WASHINGTON ― A little-noticed provision in the Republican tax reform bill that passed the House on Thursday could have a big impact on affordable housing construction.

The House bill maintains a tax subsidy for low-income housing construction, but ends the tax-free status of certain bonds that builders rely on to arrange financing.

Developers say the mere threat of the policy change already has them scrambling to close deals for upcoming projects before the end of the year, when funding could disappear.

Chris Akbari, president the Itex Group, a development company in Texas, said his firm is in the process of closing a $49 million deal to buy and rehabilitate a low-income apartment complex in Houston.

“We might not be able to close in time,” Akbari said.

The tax subsidy is one of several seemingly random items targeted in the House tax plan, such as deductions for medical expenses, student loan interest and certain moving expenses, that Republicans included less out of ideology than a desire to simplify the tax code ― and a need for money.

The House bill cuts $3 trillion in taxes on businesses and individuals, and replaces half of that lost revenue through the elimination of various deductions. Among the items on the chopping block are $38 billion in what are known as “private activity bonds,” or tax-free local government loans for private enterprises that serve the public interest, like airports, waste disposal facilities and affordable housing.

This will have a severe impact on the construction and preservation of affordable homes throughout the country. Diane Yentel, president of the National Low Income Housing Coalition

“We have a lot of items that were put in our current tax code in order to incentivize people to do certain things,” Rep. Mike Kelly (R-Pa.), a member of the tax-writing Ways and Means Committee, told HuffPost. “And now, in order to get the rates lower, we’re looking at those again and saying, ‘Well, maybe we’re going have to do away with some of these.’”

The Senate tax bill doesn’t have the same provision, which is one of the smaller differences between the two bills. Ultimately, if tax reform is going to reach the president’s desk, the House and Senate will have to agree on one bill, most likely a compromise version hammered out in a conference committee with lawmakers from each chamber.

“We’re gonna go to conference and we’ll see what comes out of there,” Kelly said.

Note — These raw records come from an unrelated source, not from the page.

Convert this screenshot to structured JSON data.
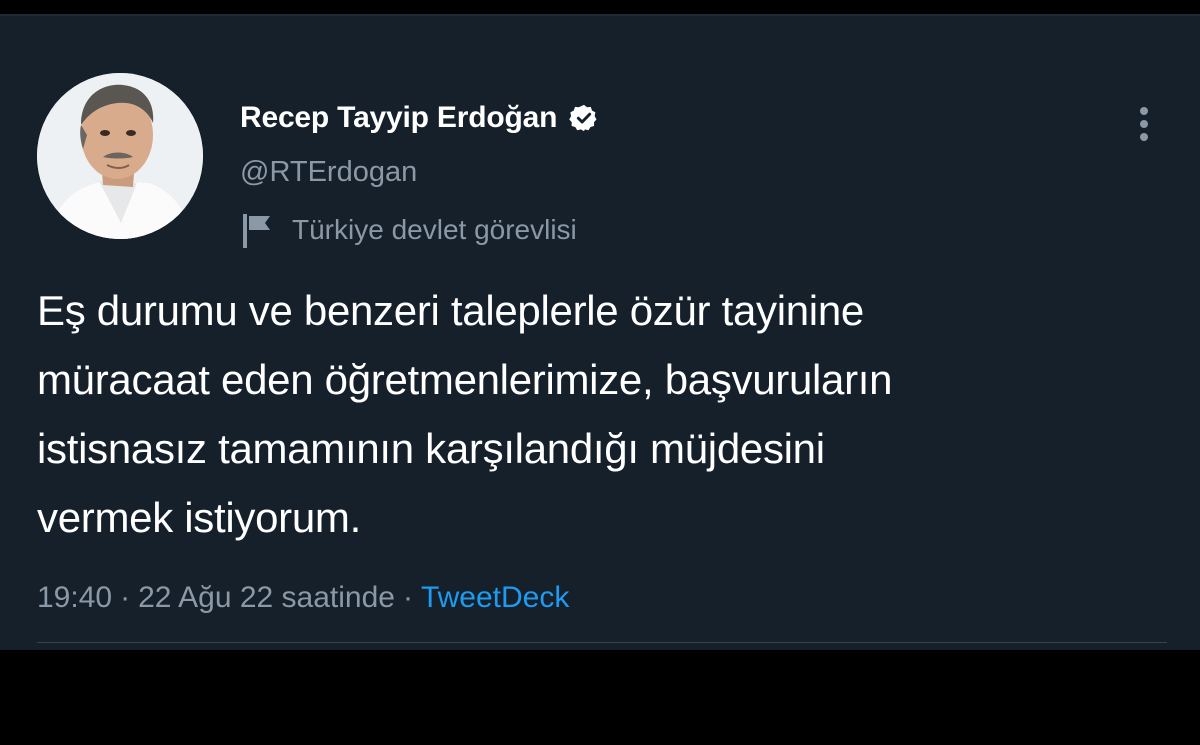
{
  "tweet": {
    "author": {
      "display_name": "Recep Tayyip Erdoğan",
      "handle": "@RTErdogan",
      "verified": true,
      "label": "Türkiye devlet görevlisi"
    },
    "text_lines": [
      "Eş durumu ve benzeri taleplerle özür tayinine",
      "müracaat eden öğretmenlerimize, başvuruların",
      "istisnasız tamamının karşılandığı müjdesini",
      "vermek istiyorum."
    ],
    "meta": {
      "time": "19:40",
      "separator": "·",
      "date": "22 Ağu 22 saatinde",
      "source": "TweetDeck"
    }
  },
  "icons": {
    "verified": "verified-badge-icon",
    "label_flag": "flag-icon",
    "more": "more-vertical-icon"
  },
  "colors": {
    "background": "#15202b",
    "primary_text": "#ffffff",
    "secondary_text": "#8b98a5",
    "link": "#1d9bf0",
    "divider": "#38444d"
  }
}
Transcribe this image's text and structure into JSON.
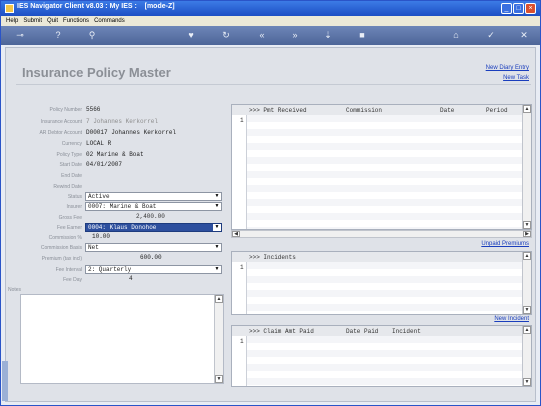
{
  "window": {
    "title": "IES Navigator Client v8.03 : My IES :",
    "mode": "[mode-Z]"
  },
  "menu": [
    "Help",
    "Submit",
    "Quit",
    "Functions",
    "Commands"
  ],
  "page": {
    "title": "Insurance Policy Master",
    "links": {
      "new_diary": "New Diary Entry",
      "new_task": "New Task"
    }
  },
  "form": {
    "policy_number": {
      "label": "Policy Number",
      "value": "5566"
    },
    "insurance_account": {
      "label": "Insurance Account",
      "value": "7 Johannes Kerkorrel"
    },
    "ar_debtor_account": {
      "label": "AR Debtor Account",
      "value": "D00017 Johannes Kerkorrel"
    },
    "currency": {
      "label": "Currency",
      "value": "LOCAL R"
    },
    "policy_type": {
      "label": "Policy Type",
      "value": "02 Marine & Boat"
    },
    "start_date": {
      "label": "Start Date",
      "value": "04/01/2007"
    },
    "end_date": {
      "label": "End Date",
      "value": ""
    },
    "rewind_date": {
      "label": "Rewind Date",
      "value": ""
    },
    "status": {
      "label": "Status",
      "value": "Active"
    },
    "insurer": {
      "label": "Insurer",
      "value": "0007: Marine & Boat"
    },
    "gross_fee": {
      "label": "Gross Fee",
      "value": "2,400.00"
    },
    "fee_earner": {
      "label": "Fee Earner",
      "value": "0004: Klaus Donohoe"
    },
    "commission_pct": {
      "label": "Commission %",
      "value": "10.00"
    },
    "commission_basis": {
      "label": "Commission Basis",
      "value": "Net"
    },
    "premium": {
      "label": "Premium (tax incl)",
      "value": "600.00"
    },
    "fee_interval": {
      "label": "Fee Interval",
      "value": "2: Quarterly"
    },
    "fee_day": {
      "label": "Fee Day",
      "value": "4"
    },
    "notes": {
      "label": "Notes",
      "value": ""
    }
  },
  "grid_payments": {
    "columns": [
      ">>> Pmt Received",
      "Commission",
      "Date",
      "Period"
    ],
    "row_num": "1"
  },
  "link_unpaid": "Unpaid Premiums",
  "grid_incidents": {
    "columns": [
      ">>> Incidents"
    ],
    "row_num": "1"
  },
  "link_new_incident": "New Incident",
  "grid_claims": {
    "columns": [
      ">>> Claim Amt Paid",
      "Date Paid",
      "Incident"
    ],
    "row_num": "1"
  },
  "icons": {
    "toolbar": [
      "key-icon",
      "help-icon",
      "search-icon",
      "heart-icon",
      "arrow-left-icon",
      "rewind-icon",
      "forward-icon",
      "pin-icon",
      "stop-icon",
      "home-icon",
      "check-icon",
      "close-icon"
    ]
  }
}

The House tax bill nominally preserves the Low Income Housing Tax Credit, a $9 billion subsidy for the rehabilitation and construction of affordable housing. Some of the credits are paired with tax-free government bonds and issued by states to developers, which can then sell the tax credits to investors in order to obtain additional financing for qualified projects. However, without the bonds, which the House bill would kill, the credit would be useless for some projects.

“This will have a severe impact on the construction and preservation of affordable homes throughout the country,” Diane Yentel, president of the National Low Income Housing Coalition, said in a statement earlier this month. Novagradac, an accounting and consulting firm that specializes in real estate, estimated that the bill would result in about 80,000 fewer new and rehabilitated affordable housing units per year.

Quite frankly, I am not sure that the members of the House of Representatives really understand the relationship between private activity bonds and affordable housing. Diana McIver, developer

The housing credit has plenty of critics. The libertarian Cato Institute argues the subsidy mainly benefits developers and investors. “The program has complex administration, is prone to abuse, and produces costly low-income housing,” Cato’s Chris Edwards and Vanessa Brown Calder wrote earlier this month. An investigation by NPR and Frontline found that the program creates fewer affordable units and at greater cost than it did 20 years ago.

The impact of losing the subsidy on housing policy is probably dwarfed by another big change in both the Senate and House versions of tax reform. Both bills essentially gut a deduction that allows homeowners to reduce their taxable income by the amount they pay in interest on their mortgages.

The mortgage interest deduction, along with deductions for state and local taxes, are tax expenditures worth more than $100 billion annually ― making them the largest plank of U.S. housing policy in terms of dollars, by far. Eliminating the mortgage subsidy would knock home prices down 10 percent, according to a study commissioned earlier this year by the National Association of Realtors, which opposes the tax plan.

While the loss of private activity bonds may reduce affordable housing, the loss of the mortgage interest deduction could make housing more affordable across the board.

Diana McIver, another Texas developer, said she’s afraid she’ll lose financing for a proposed senior-living complex in Austin. She has asked the investor and the bond issuer to try to speed up a closing that had been planned for early next year.

“If we can close by Dec. 31, we’re fine, but if we can’t, and they do away with private activity bonds, then we’re totally out of luck,” McIver said. “Quite frankly, I am not sure that the members of the House of Representatives really understand the relationship between private activity bonds and affordable housing.”